Listed Building – Grade II
- Designated: 9 June 1959
- Reference no.: 1231591

= Hope Church of All Saints =

Ruined church in Kent, England

The Hope Church of All Saints is a ruined church building on Romney Marsh, about 1 mi north-west of New Romney, in Kent, England, near the road from Ivychurch to New Romney. Since 2017 a sculpture park has been created on the site.

==History==
It is thought that the church, in the former parish of Hope, was founded in the 12th century. It was still in use in 1543, but had fallen into decay by 1573; the bells were removed to the Church of St Nicholas at New Romney. Hope Church was recorded as ruinous in 1663.

There have been surface finds of medieval objects near the site, including coins from the 11th to the 13th century. These, and traces of a possible sunken road near the church, suggest that there was a deserted medieval village nearby.

==Description==
The site is a scheduled monument; the standing remains are Grade II listed.
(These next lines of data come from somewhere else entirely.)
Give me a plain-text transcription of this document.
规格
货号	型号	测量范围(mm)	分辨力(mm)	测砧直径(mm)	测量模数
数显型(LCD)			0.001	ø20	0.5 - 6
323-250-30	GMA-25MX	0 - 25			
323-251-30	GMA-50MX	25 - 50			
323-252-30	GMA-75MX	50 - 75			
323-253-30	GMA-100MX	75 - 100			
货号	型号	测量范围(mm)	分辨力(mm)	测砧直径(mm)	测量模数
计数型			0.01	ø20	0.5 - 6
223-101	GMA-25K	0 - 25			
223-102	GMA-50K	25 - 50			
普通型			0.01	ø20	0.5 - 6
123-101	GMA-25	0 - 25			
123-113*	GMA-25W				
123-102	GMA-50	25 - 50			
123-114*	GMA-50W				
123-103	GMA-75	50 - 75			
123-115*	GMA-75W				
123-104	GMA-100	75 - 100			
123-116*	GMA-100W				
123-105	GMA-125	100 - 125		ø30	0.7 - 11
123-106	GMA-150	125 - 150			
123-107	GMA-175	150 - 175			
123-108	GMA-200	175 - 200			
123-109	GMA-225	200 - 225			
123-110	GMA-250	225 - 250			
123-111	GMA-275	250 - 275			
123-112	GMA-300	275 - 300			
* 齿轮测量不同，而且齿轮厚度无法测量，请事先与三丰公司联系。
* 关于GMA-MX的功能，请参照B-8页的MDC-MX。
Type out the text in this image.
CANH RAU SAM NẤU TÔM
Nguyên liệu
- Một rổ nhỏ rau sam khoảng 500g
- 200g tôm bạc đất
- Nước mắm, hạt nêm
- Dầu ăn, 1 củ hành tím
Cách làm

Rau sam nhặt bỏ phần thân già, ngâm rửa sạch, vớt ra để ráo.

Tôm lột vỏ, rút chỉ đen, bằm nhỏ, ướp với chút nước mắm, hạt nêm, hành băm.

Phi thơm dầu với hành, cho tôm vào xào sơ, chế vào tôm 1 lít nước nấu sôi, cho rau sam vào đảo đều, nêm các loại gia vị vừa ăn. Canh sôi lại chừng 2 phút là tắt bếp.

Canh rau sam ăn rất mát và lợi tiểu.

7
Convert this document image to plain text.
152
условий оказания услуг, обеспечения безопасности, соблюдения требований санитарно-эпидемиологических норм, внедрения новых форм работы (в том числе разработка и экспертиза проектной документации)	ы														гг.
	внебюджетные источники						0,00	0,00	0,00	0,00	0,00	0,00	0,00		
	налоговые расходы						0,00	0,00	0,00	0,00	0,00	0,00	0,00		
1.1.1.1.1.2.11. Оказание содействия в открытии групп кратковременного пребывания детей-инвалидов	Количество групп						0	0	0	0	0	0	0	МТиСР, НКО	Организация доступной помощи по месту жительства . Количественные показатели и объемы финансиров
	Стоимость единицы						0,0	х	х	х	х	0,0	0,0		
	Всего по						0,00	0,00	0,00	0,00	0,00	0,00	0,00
The church, rectangular in plan, is built of roughly coursed stone interspersed with flint. At the west end, walls survive as L-shaped blocks at the corners, to a height of about 4.5 m, with a gap between them. There is a similar block at the south-east corner of the chancel. The surviving walls are linked by foundations. A rectangular ditch, enclosing an area about 63 by 53 m, surrounds the church, with a break in the east and west sides.

==Sculpture park==
The IMOS Foundation, an arts charity founded by Briony Kapoor, undertook the care of the site in February 2017. Four bridges were erected across the surrounding ditch to improve access to the church, and more than 200 trees have been planted. A sculpture park has been created: the sculptures include those of saints of all kinds, since "... the idea evolved... to use... the widest possible meaning of the word ALL in All Saints."